Les Philanthropes aux poches percées, un roman socialiste à (re)découvrir en BD

Extrait du roman graphique « Les Philanthropes aux poches percées » (Delcourt, 2023)

Couverture du roman graphique « Les Philanthropes aux poches percées » (Delcourt, 2023)

Scénario et dessin : Scarlett et Sophie Rickard
D’après l’œuvre de : Robert Tressell
Éditeur : Delcourt
Sortie : 5 avril 2023
Genre : Roman graphique, Histoire, Littérature


Les Philanthropes aux poches percées est une bande dessinée dense (350 pages) et graphiquement très soignée qui s’inspire d’un classique de la littérature prolétarienne, le roman posthume de l’auteur irlandais Robert Tressell du même titre. À travers l’histoire d’un groupe d’ouvriers qualifiés, peintres en bâtiment, l’ouvrage dénonce les excès du capitalisme à l’aube du XXe siècle et souligne les nombreux obstacles à l’émancipation des classes populaires.

Une œuvre complexe

Les autrices et dessinatrices Scarlett et Sophie Rickard n’ont pas choisi la facilité en s’attelant à l’adaptation en BD des Philanthropes aux poches percées (The Ragged Trousered Philanthropists  pour le titre original en anglais). Cette œuvre publiée peu après la mort de l’auteur en 1911 est assez peu connue aujourd’hui dans le monde francophone. Elle est à la fois un roman social sur la condition ouvrière, un essai philosophique sur les ressorts du capitalisme, et une autofiction, les personnages étant largement inspirés par l’expérience personnelle de l’auteur, comme l’explique la postface.

Pour relever ce défi et rendre l’ouvrage accessible aux lecteurs d’aujourd’hui, les autrices-dessinatrices ont choisi la forme d’un roman graphique très structuré, reprenant les 23 chapitres du roman, et accordant une large place aux dialogues, pour rendre le propos aussi didactique que possible. Les dessins aux traits nets et pleins mettent l’accent sur les interactions entre les personnages. Quelques cases avec des plans aériens – assez inhabituels dans ce genre de BD – soulignent l’exiguïté des lieux dans lesquels les ouvriers se retrouvent pour discuter.
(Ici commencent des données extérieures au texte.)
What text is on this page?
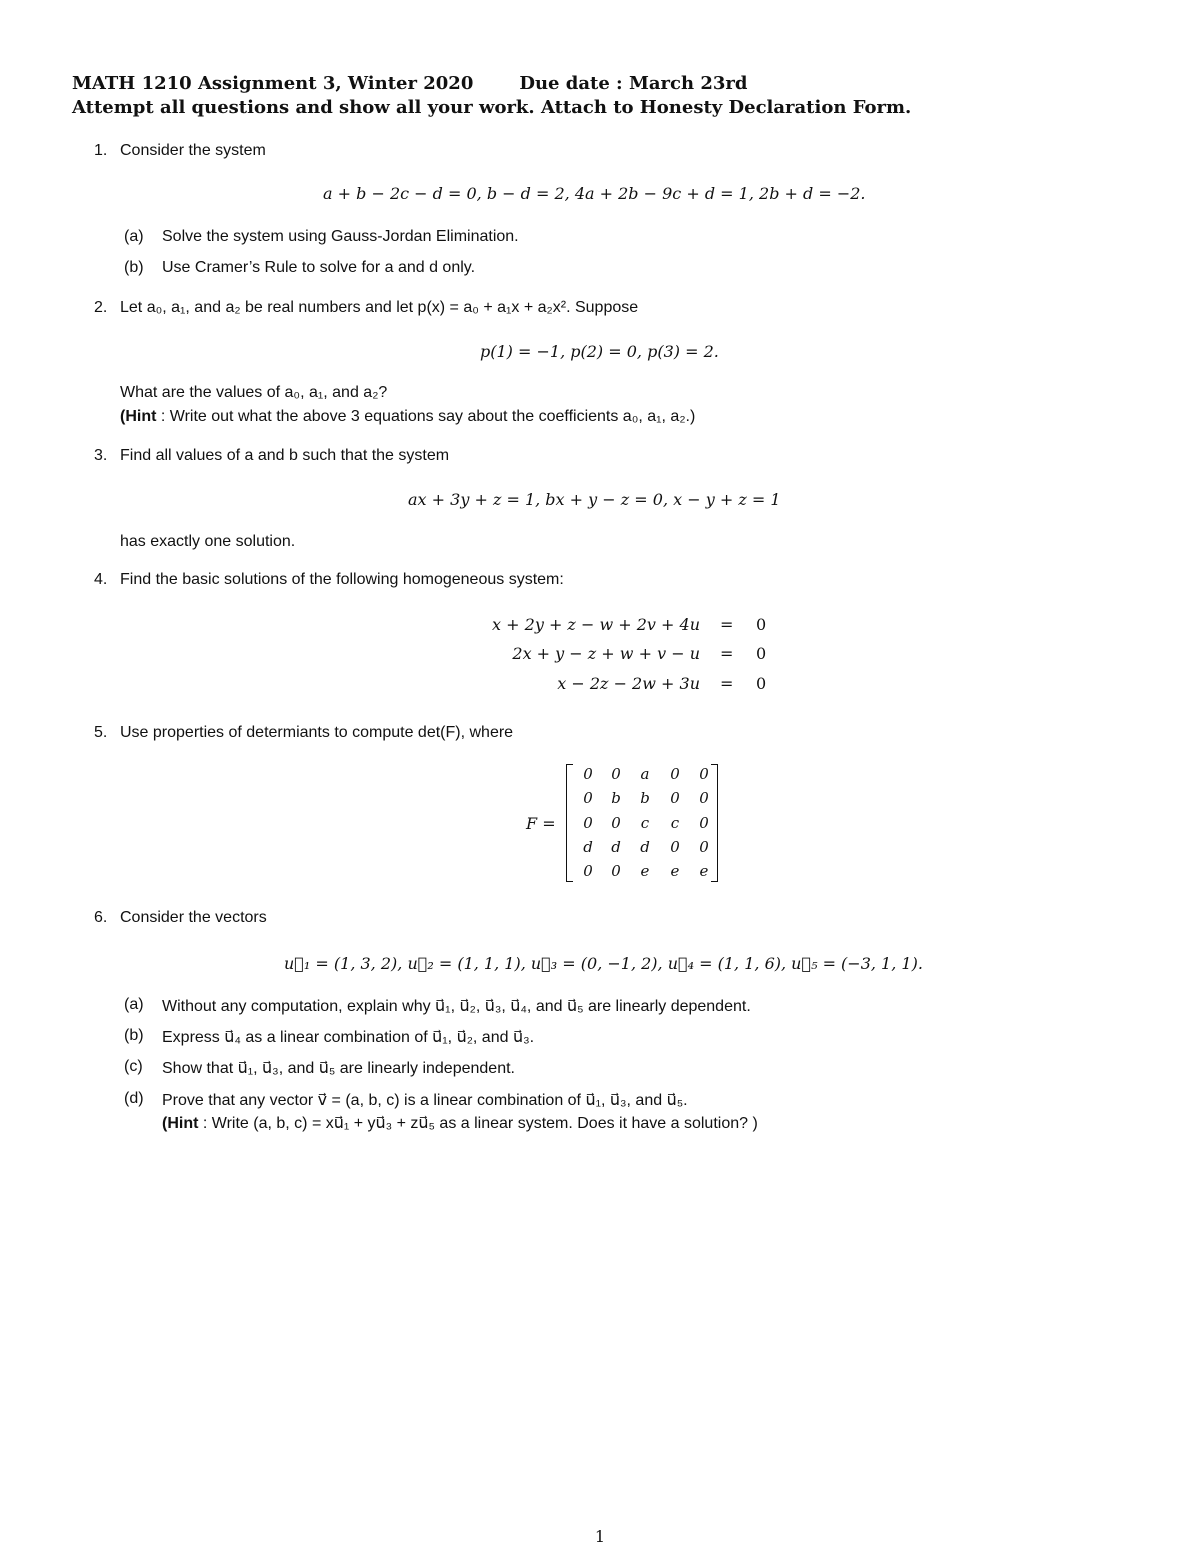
MATH 1210 Assignment 3, Winter 2020	Due date : March 23rd
Attempt all questions and show all your work. Attach to Honesty Declaration Form.
1. Consider the system
a + b − 2c − d = 0, b − d = 2, 4a + 2b − 9c + d = 1, 2b + d = −2.
(a) Solve the system using Gauss-Jordan Elimination.
(b) Use Cramer’s Rule to solve for a and d only.
2. Let a₀, a₁, and a₂ be real numbers and let p(x) = a₀ + a₁x + a₂x². Suppose
p(1) = −1, p(2) = 0, p(3) = 2.
What are the values of a₀, a₁, and a₂?
(Hint : Write out what the above 3 equations say about the coefficients a₀, a₁, a₂.)
3. Find all values of a and b such that the system
ax + 3y + z = 1, bx + y − z = 0, x − y + z = 1
has exactly one solution.
4. Find the basic solutions of the following homogeneous system:
x + 2y + z − w + 2v + 4u = 0
2x + y − z + w + v − u = 0
x − 2z − 2w + 3u = 0
5. Use properties of determiants to compute det(F), where
F =
0	0	a	0	0
0	b	b	0	0
0	0	c	c	0
d	d	d	0	0
0	0	e	e	e
6. Consider the vectors
u⃗₁ = (1, 3, 2), u⃗₂ = (1, 1, 1), u⃗₃ = (0, −1, 2), u⃗₄ = (1, 1, 6), u⃗₅ = (−3, 1, 1).
(a) Without any computation, explain why u⃗₁, u⃗₂, u⃗₃, u⃗₄, and u⃗₅ are linearly dependent.
(b) Express u⃗₄ as a linear combination of u⃗₁, u⃗₂, and u⃗₃.
(c) Show that u⃗₁, u⃗₃, and u⃗₅ are linearly independent.
(d) Prove that any vector v⃗ = (a, b, c) is a linear combination of u⃗₁, u⃗₃, and u⃗₅.
(Hint : Write (a, b, c) = xu⃗₁ + yu⃗₃ + zu⃗₅ as a linear system. Does it have a solution? )
1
Une dénonciation du capitalisme

S’il s’agit bien d’une œuvre de fiction, le propos des Philanthropes aux poches percées est éminemment politique. L’histoire personnelle des ouvriers sert à illustrer la condition ouvrière au début du XXe siècle et les pratiques douteuses des certains nantis, incarnés ici par les membres du conseil municipal de Mugsborough. L’originalité de l’œuvre tient au fait qu’elle donne la parole aux ouvriers, s’intéressant à leurs dissensions et à leurs contradictions, comme autant d’obstacles à leur émancipation. Conservateurs, libéraux ou socialistes, ces hommes discutent de leur sort pendant le casse-croûte quotidien, alors qu’ils rénovent des maisons pour le compte de M. Rushton.

Si une bonne partie du propos paraît daté aujourd’hui (socialisme utopique, absence des femmes dans le débat politique, etc.), c’est précisément cette plongée dans les discours de l’époque qui rend le livre intéressant. Les différents contre-arguments apportés par le personnage principal , l’ouvrier socialiste Owen, en réponse aux objections de ses camarades de chantier, servent à comprendre le processus de prise de conscience des classes populaires de l’injustice sociale dont elles sont victimes.

L’utilisation de caractères gras pour souligner les mots clés dans plusieurs bulles sert à renforcer cet effort didactique. Le récit donne à voir comment les classes dirigeantes sont longtemps parvenues à manipuler l’opinion publique en répandant de fausses informations sur les causes de la pauvreté (la paresse, l’alcool, etc.), et comment les travailleurs qualifiés comme les peintres en bâtiment ont repris à leur compte le discours dominant pour stigmatiser les chômeurs et les ouvriers moins qualifiés.

Un ouvrage qui ravira les amateurs de l’histoire des idées aux XIXe et XXe siècles qui n’ont pas le courage de se plonger dans le roman original.